De todo o quadro partidário pós-ditadura, o que deve sobrar no pós-Lula é o PT, que fugiu ao modelo dos demais partidos, o PSB, que fica no meio do caminho e os pequenos partidos ideológicos. Vinte e cinco anos depois da ditadura, o país amarga de novo um momento de enorme instabilidade partidária. Depois das eleições, com ou sem dificuldades legais para a formação de novos partidos ou para realinhamento partidário dos atores políticos, será inevitável que isso aconteça.
O problema é que deve acontecer uma reestruturação partidária à imagem e semelhança da ocorrida a partir de 1979, quando a formação de partidos seguiu mais a lógica de interesses regionais de grupos políticos, ou o interesse pessoal de lideranças, do que propriamente o alinhamento ideológico.
Ainda assim, como os partidos – à exceção do PT, o único que construiu e manteve uma estrutura partidária mais orgânica -, no modelo atual, não conseguem sobreviver muito tempo longe do poder, que alimenta os apoios a nível regional, o realinhamento deve ocorrer muito mais em torno do governo eleito do que propriamente uma rearticulação da oposição.
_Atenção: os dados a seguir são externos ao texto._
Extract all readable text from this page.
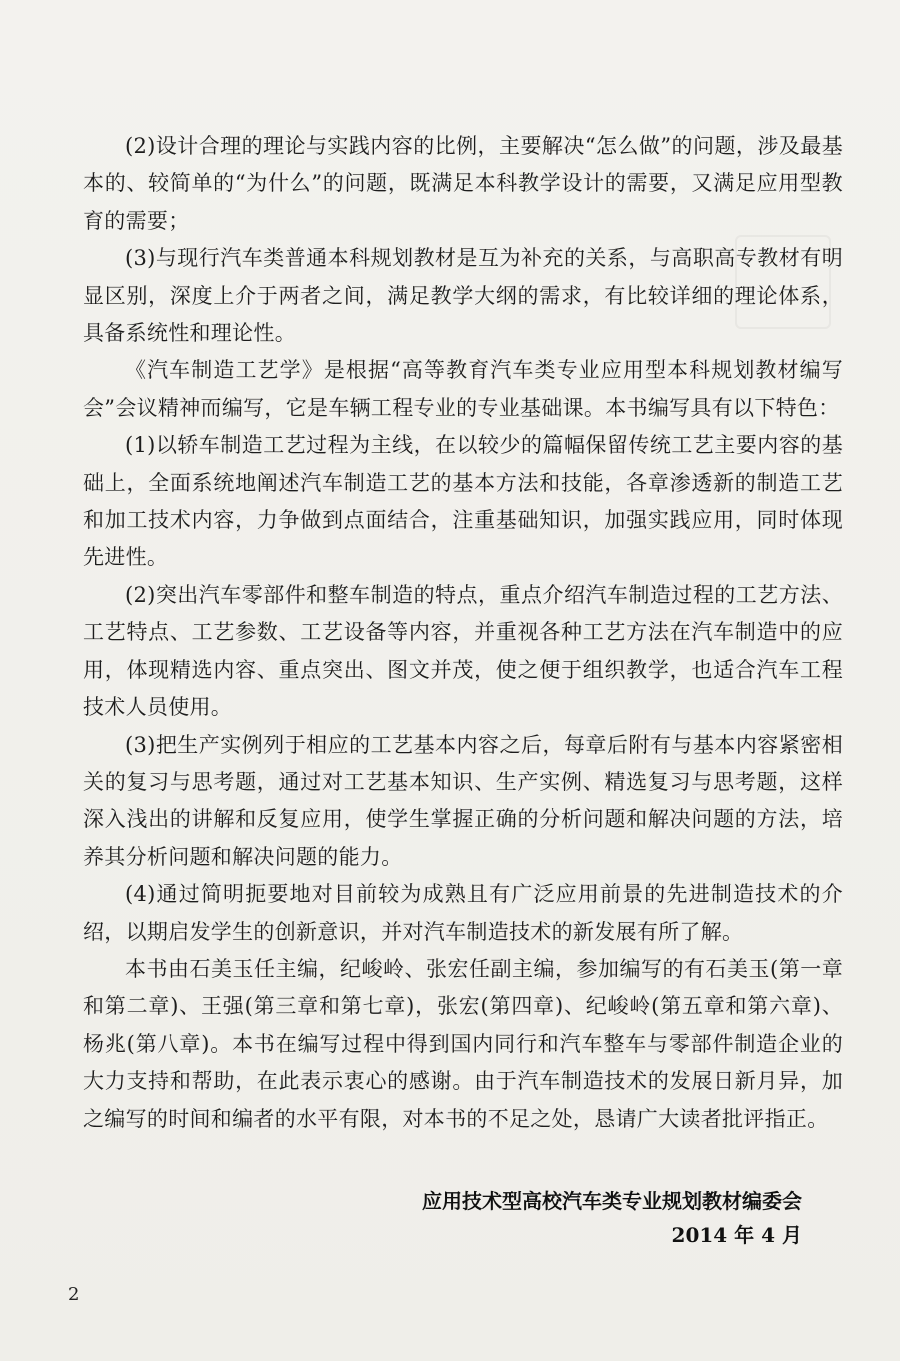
(2)设计合理的理论与实践内容的比例，主要解决“怎么做”的问题，涉及最基本的、较简单的“为什么”的问题，既满足本科教学设计的需要，又满足应用型教育的需要；

(3)与现行汽车类普通本科规划教材是互为补充的关系，与高职高专教材有明显区别，深度上介于两者之间，满足教学大纲的需求，有比较详细的理论体系，具备系统性和理论性。

《汽车制造工艺学》是根据“高等教育汽车类专业应用型本科规划教材编写会”会议精神而编写，它是车辆工程专业的专业基础课。本书编写具有以下特色：

(1)以轿车制造工艺过程为主线，在以较少的篇幅保留传统工艺主要内容的基础上，全面系统地阐述汽车制造工艺的基本方法和技能，各章渗透新的制造工艺和加工技术内容，力争做到点面结合，注重基础知识，加强实践应用，同时体现先进性。

(2)突出汽车零部件和整车制造的特点，重点介绍汽车制造过程的工艺方法、工艺特点、工艺参数、工艺设备等内容，并重视各种工艺方法在汽车制造中的应用，体现精选内容、重点突出、图文并茂，使之便于组织教学，也适合汽车工程技术人员使用。

(3)把生产实例列于相应的工艺基本内容之后，每章后附有与基本内容紧密相关的复习与思考题，通过对工艺基本知识、生产实例、精选复习与思考题，这样深入浅出的讲解和反复应用，使学生掌握正确的分析问题和解决问题的方法，培养其分析问题和解决问题的能力。

(4)通过简明扼要地对目前较为成熟且有广泛应用前景的先进制造技术的介绍，以期启发学生的创新意识，并对汽车制造技术的新发展有所了解。

本书由石美玉任主编，纪峻岭、张宏任副主编，参加编写的有石美玉(第一章和第二章)、王强(第三章和第七章)，张宏(第四章)、纪峻岭(第五章和第六章)、杨兆(第八章)。本书在编写过程中得到国内同行和汽车整车与零部件制造企业的大力支持和帮助，在此表示衷心的感谢。由于汽车制造技术的发展日新月异，加之编写的时间和编者的水平有限，对本书的不足之处，恳请广大读者批评指正。

应用技术型高校汽车类专业规划教材编委会
2014 年 4 月
2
A oposição, se não apresentar uma alternativa menos udenista para os políticos que estão se desinfileirando de propostas mais radicais, corre o risco de inchar o PMDB – um jeito de aderir ao governo recém-eleito e provavelmente com maioria parlamentar sem dizer que está aderindo.
O problema é que, o que sobrar de oposição, terá uma força mínima dentro do Congresso. A tentação do udenismo, nessa situação, aumenta muito. A instabilidade partidária, nesse caso, pode ser um fator de desestabilização da própria democracia.